I can’t imagine what the freedom of choice or pressures to choose one way or another might be.   It makes me wonder – if our society was different and truly embraced childfree as a choice – if it were a celebrated and honoured choice – how that would change the experience of living without children for those who arrive there by choice and also by infertility.  The dynamics of our societies being so big in comparison to this island, and with such great land masses – it means we are disconnected from each other, from our food supply and how much growth we can support – and from how much we could need and love each other.  (Mind you, there are distinct disadvantages of small societies where everyone knows your business too!  I could be thinking of this in a light that is too romantic).

Once I get to the library and pay my (bleeping) fines, I will probably take this book out again to re-read it more slowly.  It does make me wonder where our world is headed – if we can make the choices to improve our planet and our lives, instead of the choices that would lead to collapse.  I hope we can!


Checking back in (I hope)

(NOTE: children mentioned)

It feels like ages since I’ve posted.  Many virtual posts have been written in my mind, but this is the first time in weeks I’ve actually sat down to write!

As a quick update on us – still no job for DH.  There is an interesting lead for a job he’d like – it would involve a cut in pay and in position, but if he’s interested I think it could be a good move.  I don’t know yet if it would be lower stress, more flexible time, etc.  I am looking at a shift in career, which involves upgrading of language skills (French) and possibly a couple of courses.  I am not 100% sure this is the way we’ll go, but it is an exciting possibility.
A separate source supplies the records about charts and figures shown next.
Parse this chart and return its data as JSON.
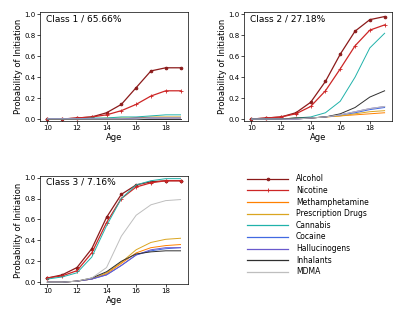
{
  "age": [
    10,
    11,
    12,
    13,
    14,
    15,
    16,
    17,
    18,
    19
  ],
  "title_fontsize": 6.5,
  "axis_label_fontsize": 6,
  "tick_fontsize": 5,
  "legend_fontsize": 5.5,
  "substances": [
    "Alcohol",
    "Nicotine",
    "Methamphetamine",
    "Prescription Drugs",
    "Cannabis",
    "Cocaine",
    "Hallucinogens",
    "Inhalants",
    "MDMA"
  ],
  "colors": [
    "#8B1A1A",
    "#CD2626",
    "#FF8000",
    "#DAA520",
    "#20B2AA",
    "#4169E1",
    "#6A5ACD",
    "#2F2F2F",
    "#BEBEBE"
  ],
  "class1": {
    "title": "Class 1 / 65.66%",
    "Alcohol": [
      0.0,
      0.0,
      0.01,
      0.02,
      0.06,
      0.14,
      0.3,
      0.46,
      0.49,
      0.49
    ],
    "Nicotine": [
      0.0,
      0.0,
      0.01,
      0.02,
      0.04,
      0.08,
      0.14,
      0.22,
      0.27,
      0.27
    ],
    "Methamphetamine": [
      0.0,
      0.0,
      0.0,
      0.0,
      0.0,
      0.0,
      0.01,
      0.01,
      0.01,
      0.01
    ],
    "Prescription Drugs": [
      0.0,
      0.0,
      0.0,
      0.0,
      0.01,
      0.01,
      0.01,
      0.02,
      0.02,
      0.02
    ],
    "Cannabis": [
      0.0,
      0.0,
      0.0,
      0.01,
      0.01,
      0.02,
      0.02,
      0.03,
      0.04,
      0.04
    ],
    "Cocaine": [
      0.0,
      0.0,
      0.0,
      0.0,
      0.0,
      0.0,
      0.0,
      0.01,
      0.01,
      0.01
    ],
    "Hallucinogens": [
      0.0,
      0.0,
      0.0,
      0.0,
      0.0,
      0.0,
      0.01,
      0.01,
      0.01,
      0.01
    ],
    "Inhalants": [
      0.0,
      0.0,
      0.0,
      0.0,
      0.0,
      0.0,
      0.0,
      0.0,
      0.0,
      0.0
    ],
    "MDMA": [
      0.0,
      0.0,
      0.0,
      0.0,
      0.0,
      0.0,
      0.0,
      0.01,
      0.01,
      0.01
    ]
  },
  "class2": {
    "title": "Class 2 / 27.18%",
    "Alcohol": [
      0.0,
      0.01,
      0.02,
      0.06,
      0.16,
      0.36,
      0.62,
      0.84,
      0.95,
      0.98
    ],
    "Nicotine": [
      0.0,
      0.01,
      0.02,
      0.05,
      0.12,
      0.27,
      0.48,
      0.7,
      0.85,
      0.9
    ],
    "Methamphetamine": [
      0.0,
      0.0,
      0.0,
      0.0,
      0.01,
      0.02,
      0.03,
      0.04,
      0.05,
      0.06
    ],
    "Prescription Drugs": [
      0.0,
      0.0,
      0.0,
      0.01,
      0.01,
      0.02,
      0.03,
      0.05,
      0.07,
      0.08
    ],
    "Cannabis": [
      0.0,
      0.0,
      0.0,
      0.01,
      0.02,
      0.06,
      0.17,
      0.4,
      0.68,
      0.82
    ],
    "Cocaine": [
      0.0,
      0.0,
      0.0,
      0.0,
      0.01,
      0.02,
      0.04,
      0.06,
      0.09,
      0.11
    ],
    "Hallucinogens": [
      0.0,
      0.0,
      0.0,
      0.0,
      0.01,
      0.02,
      0.04,
      0.07,
      0.1,
      0.12
    ],
    "Inhalants": [
      0.0,
      0.0,
      0.0,
      0.01,
      0.01,
      0.02,
      0.05,
      0.11,
      0.21,
      0.27
    ],
    "MDMA": [
      0.0,
      0.0,
      0.0,
      0.0,
      0.01,
      0.02,
      0.04,
      0.07,
      0.1,
      0.12
    ]
  },
  "class3": {
    "title": "Class 3 / 7.16%",
    "Alcohol": [
      0.04,
      0.07,
      0.14,
      0.32,
      0.62,
      0.84,
      0.93,
      0.96,
      0.97,
      0.97
    ],
    "Nicotine": [
      0.04,
      0.06,
      0.11,
      0.28,
      0.57,
      0.8,
      0.91,
      0.95,
      0.97,
      0.97
    ],
    "Methamphetamine": [
      0.0,
      0.0,
      0.01,
      0.03,
      0.08,
      0.18,
      0.28,
      0.33,
      0.35,
      0.36
    ],
    "Prescription Drugs": [
      0.0,
      0.0,
      0.01,
      0.03,
      0.09,
      0.19,
      0.31,
      0.38,
      0.41,
      0.42
    ],
    "Cannabis": [
      0.03,
      0.05,
      0.09,
      0.24,
      0.54,
      0.8,
      0.93,
      0.97,
      0.99,
      0.99
    ],
    "Cocaine": [
      0.0,
      0.0,
      0.01,
      0.03,
      0.07,
      0.16,
      0.26,
      0.3,
      0.32,
      0.33
    ],
    "Hallucinogens": [
      0.0,
      0.0,
      0.01,
      0.03,
      0.07,
      0.16,
      0.26,
      0.31,
      0.33,
      0.33
    ],
    "Inhalants": [
      0.0,
      0.0,
      0.01,
      0.04,
      0.1,
      0.2,
      0.27,
      0.29,
      0.3,
      0.3
    ],
    "MDMA": [
      0.0,
      0.0,
      0.01,
      0.04,
      0.14,
      0.44,
      0.64,
      0.74,
      0.78,
      0.79
    ]
  }
}
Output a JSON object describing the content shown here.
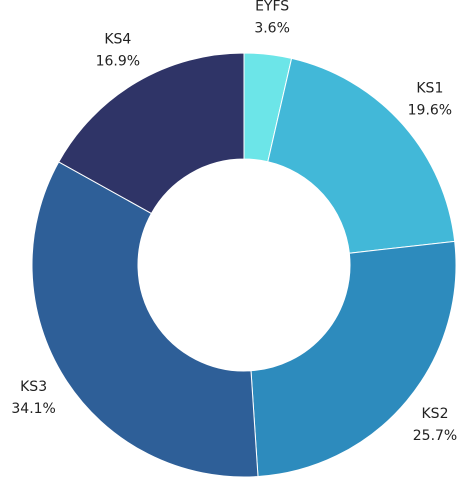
{
  "chart_data": {
    "type": "donut",
    "categories": [
      "EYFS",
      "KS1",
      "KS2",
      "KS3",
      "KS4"
    ],
    "values": [
      3.6,
      19.6,
      25.7,
      34.1,
      16.9
    ],
    "value_labels": [
      "3.6%",
      "19.6%",
      "25.7%",
      "34.1%",
      "16.9%"
    ],
    "colors": [
      "#6ce5e8",
      "#42b8d8",
      "#2d8bbd",
      "#2e5f98",
      "#2f3467"
    ]
  }
}
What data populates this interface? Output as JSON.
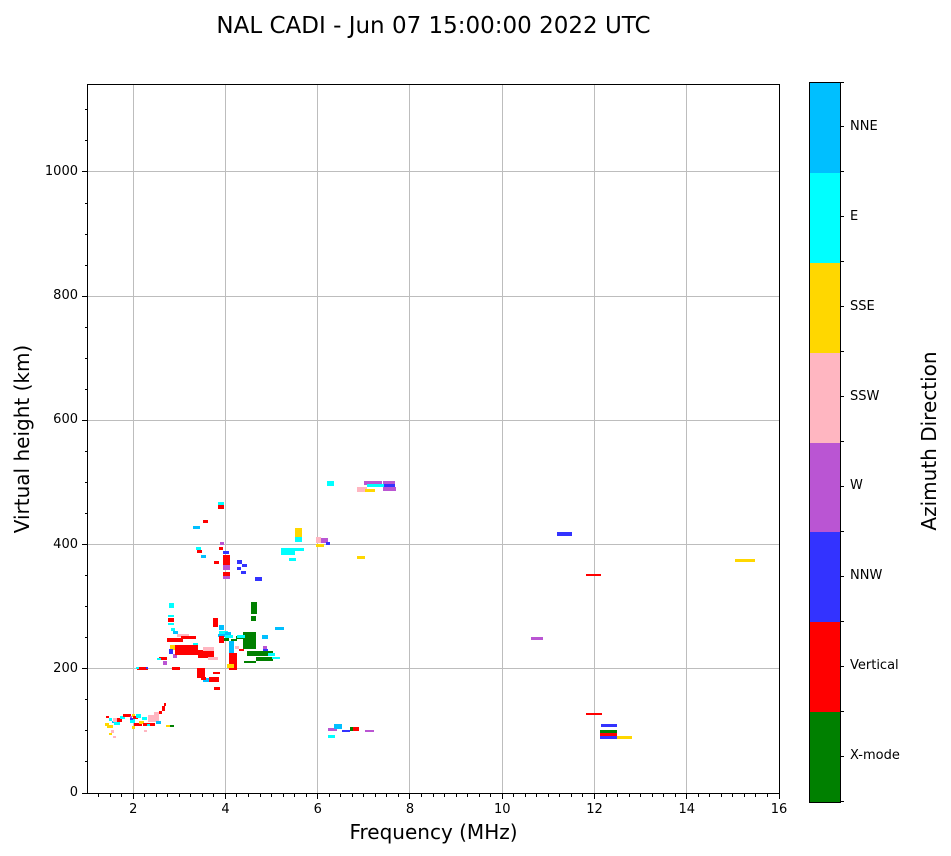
{
  "chart_data": {
    "type": "scatter",
    "title": "NAL CADI - Jun 07 15:00:00 2022 UTC",
    "xlabel": "Frequency (MHz)",
    "ylabel": "Virtual height (km)",
    "xlim": [
      1.02,
      16
    ],
    "ylim": [
      0,
      1140
    ],
    "x_major_ticks": [
      2,
      4,
      6,
      8,
      10,
      12,
      14,
      16
    ],
    "y_major_ticks": [
      0,
      200,
      400,
      600,
      800,
      1000
    ],
    "x_minor_step": 0.25,
    "y_minor_step": 50,
    "grid": true,
    "grid_color": "#bdbdbd",
    "marker_shape": "square",
    "colorbar": {
      "label": "Azimuth Direction",
      "segments": [
        {
          "label": "NNE",
          "color": "#00BFFF"
        },
        {
          "label": "E",
          "color": "#00FFFF"
        },
        {
          "label": "SSE",
          "color": "#FFD700"
        },
        {
          "label": "SSW",
          "color": "#FFB6C1"
        },
        {
          "label": "W",
          "color": "#BA55D3"
        },
        {
          "label": "NNW",
          "color": "#3333FF"
        },
        {
          "label": "Vertical",
          "color": "#FF0000"
        },
        {
          "label": "X-mode",
          "color": "#008000"
        }
      ]
    },
    "palette": {
      "nne": "#00BFFF",
      "e": "#00FFFF",
      "sse": "#FFD700",
      "ssw": "#FFB6C1",
      "w": "#BA55D3",
      "nnw": "#3333FF",
      "v": "#FF0000",
      "x": "#008000"
    },
    "points_schema": [
      "freq_MHz",
      "height_km",
      "direction",
      "extent_MHz",
      "extent_km"
    ],
    "points": [
      [
        1.44,
        122,
        "v",
        0.06,
        4
      ],
      [
        1.5,
        118,
        "e",
        0.06,
        4
      ],
      [
        1.43,
        111,
        "sse",
        0.07,
        5
      ],
      [
        1.5,
        107,
        "sse",
        0.13,
        4
      ],
      [
        1.56,
        114,
        "nne",
        0.06,
        4
      ],
      [
        1.6,
        117,
        "ssw",
        0.08,
        6
      ],
      [
        1.65,
        112,
        "e",
        0.12,
        4
      ],
      [
        1.7,
        117,
        "v",
        0.1,
        6
      ],
      [
        1.76,
        121,
        "e",
        0.11,
        5
      ],
      [
        1.86,
        125,
        "v",
        0.17,
        4
      ],
      [
        1.95,
        121,
        "w",
        0.06,
        5
      ],
      [
        1.98,
        116,
        "e",
        0.11,
        6
      ],
      [
        2.01,
        125,
        "sse",
        0.06,
        4
      ],
      [
        2.05,
        121,
        "v",
        0.1,
        5
      ],
      [
        2.12,
        124,
        "e",
        0.11,
        5
      ],
      [
        1.55,
        99,
        "ssw",
        0.07,
        5
      ],
      [
        1.5,
        95,
        "sse",
        0.07,
        4
      ],
      [
        1.59,
        90,
        "ssw",
        0.06,
        4
      ],
      [
        1.96,
        119,
        "nnw",
        0.06,
        4
      ],
      [
        2.0,
        105,
        "sse",
        0.07,
        5
      ],
      [
        2.1,
        110,
        "v",
        0.17,
        4
      ],
      [
        2.17,
        113,
        "sse",
        0.11,
        5
      ],
      [
        2.25,
        120,
        "e",
        0.11,
        5
      ],
      [
        2.35,
        110,
        "v",
        0.26,
        4
      ],
      [
        2.33,
        110,
        "e",
        0.08,
        3
      ],
      [
        2.45,
        120,
        "ssw",
        0.24,
        10
      ],
      [
        2.51,
        126,
        "ssw",
        0.11,
        9
      ],
      [
        2.55,
        114,
        "nne",
        0.1,
        5
      ],
      [
        2.6,
        129,
        "v",
        0.07,
        5
      ],
      [
        2.66,
        136,
        "v",
        0.07,
        9
      ],
      [
        2.69,
        142,
        "v",
        0.06,
        5
      ],
      [
        2.27,
        100,
        "ssw",
        0.07,
        4
      ],
      [
        2.76,
        108,
        "sse",
        0.08,
        4
      ],
      [
        2.85,
        108,
        "x",
        0.09,
        4
      ],
      [
        2.83,
        302,
        "e",
        0.1,
        8
      ],
      [
        2.86,
        263,
        "e",
        0.09,
        4
      ],
      [
        2.82,
        279,
        "v",
        0.11,
        6
      ],
      [
        2.82,
        285,
        "e",
        0.11,
        4
      ],
      [
        2.82,
        272,
        "e",
        0.11,
        4
      ],
      [
        2.92,
        259,
        "nne",
        0.11,
        5
      ],
      [
        3.08,
        253,
        "ssw",
        0.24,
        5
      ],
      [
        3.2,
        250,
        "v",
        0.32,
        5
      ],
      [
        2.91,
        246,
        "v",
        0.34,
        6
      ],
      [
        3.79,
        275,
        "v",
        0.11,
        15
      ],
      [
        3.95,
        259,
        "e",
        0.2,
        5
      ],
      [
        3.97,
        253,
        "nne",
        0.25,
        5
      ],
      [
        3.91,
        266,
        "nne",
        0.11,
        8
      ],
      [
        4.33,
        250,
        "x",
        0.2,
        5
      ],
      [
        4.46,
        247,
        "x",
        0.09,
        10
      ],
      [
        3.91,
        247,
        "v",
        0.1,
        12
      ],
      [
        4.03,
        247,
        "x",
        0.11,
        4
      ],
      [
        4.19,
        246,
        "x",
        0.13,
        4
      ],
      [
        4.13,
        226,
        "nne",
        0.12,
        37
      ],
      [
        2.85,
        234,
        "sse",
        0.12,
        8
      ],
      [
        2.82,
        228,
        "nnw",
        0.09,
        7
      ],
      [
        2.91,
        221,
        "w",
        0.09,
        7
      ],
      [
        3.05,
        235,
        "e",
        0.11,
        6
      ],
      [
        3.35,
        239,
        "e",
        0.09,
        6
      ],
      [
        3.16,
        230,
        "v",
        0.5,
        16
      ],
      [
        3.58,
        224,
        "v",
        0.35,
        13
      ],
      [
        3.64,
        232,
        "ssw",
        0.24,
        6
      ],
      [
        3.73,
        216,
        "ssw",
        0.2,
        5
      ],
      [
        2.64,
        216,
        "v",
        0.18,
        5
      ],
      [
        2.56,
        216,
        "e",
        0.07,
        4
      ],
      [
        2.69,
        209,
        "w",
        0.09,
        7
      ],
      [
        2.2,
        200,
        "v",
        0.25,
        5
      ],
      [
        2.3,
        201,
        "nnw",
        0.05,
        4
      ],
      [
        2.1,
        201,
        "e",
        0.06,
        4
      ],
      [
        2.93,
        201,
        "v",
        0.18,
        5
      ],
      [
        3.47,
        193,
        "v",
        0.18,
        16
      ],
      [
        3.61,
        182,
        "nne",
        0.18,
        5
      ],
      [
        3.53,
        184,
        "v",
        0.1,
        5
      ],
      [
        3.75,
        183,
        "v",
        0.2,
        8
      ],
      [
        3.8,
        193,
        "v",
        0.16,
        4
      ],
      [
        3.82,
        168,
        "v",
        0.13,
        5
      ],
      [
        4.16,
        212,
        "v",
        0.18,
        27
      ],
      [
        4.1,
        204,
        "sse",
        0.15,
        6
      ],
      [
        4.62,
        298,
        "x",
        0.12,
        19
      ],
      [
        4.61,
        281,
        "x",
        0.11,
        7
      ],
      [
        5.17,
        265,
        "nne",
        0.18,
        5
      ],
      [
        4.06,
        257,
        "nne",
        0.14,
        5
      ],
      [
        4.08,
        252,
        "e",
        0.18,
        5
      ],
      [
        4.52,
        246,
        "x",
        0.29,
        27
      ],
      [
        4.34,
        252,
        "e",
        0.18,
        5
      ],
      [
        4.86,
        251,
        "nne",
        0.13,
        7
      ],
      [
        4.25,
        234,
        "ssw",
        0.09,
        5
      ],
      [
        4.35,
        230,
        "v",
        0.11,
        4
      ],
      [
        4.85,
        234,
        "w",
        0.09,
        5
      ],
      [
        4.86,
        228,
        "nnw",
        0.11,
        7
      ],
      [
        4.75,
        224,
        "x",
        0.58,
        8
      ],
      [
        5.0,
        223,
        "e",
        0.16,
        4
      ],
      [
        4.84,
        216,
        "x",
        0.36,
        7
      ],
      [
        5.09,
        217,
        "e",
        0.18,
        4
      ],
      [
        4.53,
        211,
        "x",
        0.25,
        4
      ],
      [
        3.38,
        428,
        "nne",
        0.15,
        5
      ],
      [
        3.57,
        437,
        "v",
        0.12,
        5
      ],
      [
        3.9,
        466,
        "e",
        0.13,
        5
      ],
      [
        3.9,
        460,
        "v",
        0.13,
        6
      ],
      [
        3.92,
        402,
        "w",
        0.09,
        5
      ],
      [
        3.9,
        393,
        "v",
        0.1,
        5
      ],
      [
        3.42,
        394,
        "e",
        0.12,
        4
      ],
      [
        3.44,
        389,
        "v",
        0.1,
        4
      ],
      [
        3.52,
        381,
        "nne",
        0.1,
        5
      ],
      [
        3.81,
        371,
        "v",
        0.1,
        5
      ],
      [
        4.02,
        387,
        "nnw",
        0.13,
        5
      ],
      [
        4.02,
        375,
        "v",
        0.14,
        16
      ],
      [
        4.02,
        363,
        "w",
        0.14,
        7
      ],
      [
        4.02,
        353,
        "v",
        0.14,
        7
      ],
      [
        4.02,
        347,
        "w",
        0.14,
        5
      ],
      [
        4.3,
        372,
        "nnw",
        0.12,
        5
      ],
      [
        4.41,
        367,
        "nnw",
        0.12,
        5
      ],
      [
        4.29,
        361,
        "nnw",
        0.1,
        5
      ],
      [
        4.39,
        355,
        "nnw",
        0.12,
        5
      ],
      [
        4.72,
        345,
        "nnw",
        0.15,
        7
      ],
      [
        5.45,
        392,
        "e",
        0.5,
        6
      ],
      [
        5.35,
        386,
        "e",
        0.3,
        6
      ],
      [
        5.46,
        376,
        "e",
        0.15,
        6
      ],
      [
        5.58,
        419,
        "sse",
        0.16,
        14
      ],
      [
        5.58,
        408,
        "e",
        0.16,
        9
      ],
      [
        6.02,
        407,
        "ssw",
        0.1,
        9
      ],
      [
        6.15,
        406,
        "w",
        0.16,
        8
      ],
      [
        6.22,
        402,
        "nnw",
        0.08,
        5
      ],
      [
        6.05,
        398,
        "sse",
        0.16,
        5
      ],
      [
        6.28,
        498,
        "e",
        0.15,
        9
      ],
      [
        7.2,
        499,
        "w",
        0.38,
        7
      ],
      [
        7.55,
        500,
        "w",
        0.26,
        6
      ],
      [
        7.55,
        494,
        "nnw",
        0.26,
        6
      ],
      [
        7.25,
        495,
        "e",
        0.36,
        4
      ],
      [
        7.55,
        490,
        "w",
        0.28,
        6
      ],
      [
        6.96,
        489,
        "ssw",
        0.22,
        9
      ],
      [
        7.14,
        487,
        "sse",
        0.22,
        6
      ],
      [
        6.94,
        379,
        "sse",
        0.17,
        4
      ],
      [
        10.76,
        249,
        "w",
        0.26,
        4
      ],
      [
        11.35,
        417,
        "nnw",
        0.33,
        7
      ],
      [
        11.98,
        351,
        "v",
        0.33,
        4
      ],
      [
        15.27,
        374,
        "sse",
        0.43,
        5
      ],
      [
        11.99,
        127,
        "v",
        0.35,
        4
      ],
      [
        12.31,
        108,
        "nnw",
        0.35,
        5
      ],
      [
        12.3,
        99,
        "x",
        0.37,
        5
      ],
      [
        12.3,
        94,
        "v",
        0.37,
        5
      ],
      [
        12.3,
        90,
        "nnw",
        0.37,
        5
      ],
      [
        12.65,
        89,
        "sse",
        0.33,
        5
      ],
      [
        6.32,
        102,
        "w",
        0.21,
        4
      ],
      [
        6.44,
        107,
        "nne",
        0.17,
        7
      ],
      [
        6.3,
        91,
        "e",
        0.17,
        4
      ],
      [
        6.61,
        100,
        "nnw",
        0.18,
        3
      ],
      [
        6.74,
        103,
        "x",
        0.1,
        7
      ],
      [
        6.84,
        103,
        "v",
        0.13,
        7
      ],
      [
        7.12,
        100,
        "w",
        0.2,
        4
      ]
    ]
  }
}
DS (4 yo) started junior kindergarten – full day, every day.  It has been exhausting working through his food allergy & asthma issues with the school, but I am so VERY happy with how they approach all of this.  I don’t mind doing the extra work they ask me to do, if it will keep him safe.  So far he adores his teacher and is absolutely loving his class.  On the difficult side, there has been a surge in independence & testing the boundaries.  This is entirely normal, and in fact healthy, but can still be very frustrating to deal with!  Also we need to find a new rhythm or set of routines to help us cope, and we haven’t quite settled yet.  On the medical front there seems to be something going on with DS’s stomach – it is hurting him at odd times, and started a month before school began, so I don’t think it’s stress.  The doc isn’t quite sure either.  It seems to have begun after a course of antibiotics so we are trying probiotics to see if that will help.

DD (2 yo) misses her brother very much – which is very sweet on the one hand.  But then, she also is going through a stage of stubborn independence that is a challenge.  (repeat the earlier sentence about this all being normal & healthy).

It’s been 8 months of unemployment (thankfully with a severence, but that was for 7 months) and the stress is getting to us a bit.  I am so hoping & praying for something to come our way.  Also DH’s doctor is insisting he come in since his blood lipids are “very elevated.”  I googled it and of course – stress can raise the lipid levels in the blood.  Thank goodness we have a vigilant & caring doctor.  But I hope we/he can manage this without having to take medications.  If he needs them, he needs them.  I am nervous of statin drugs (bad side effects for my grandpa & dad) and dh is only 38.  There’s no research that I know of the effects of taking these meds for 50+ years!  Still, if he’s in high risk for stroke territory, better to take the drugs than not (I guess)?

So we are still living in the hotel room at Stress Central – though at least we have interesting diversions like the Canadian election (ok, not so interesting) and the election of our neighbour to the south, the USA (much more interesting election!)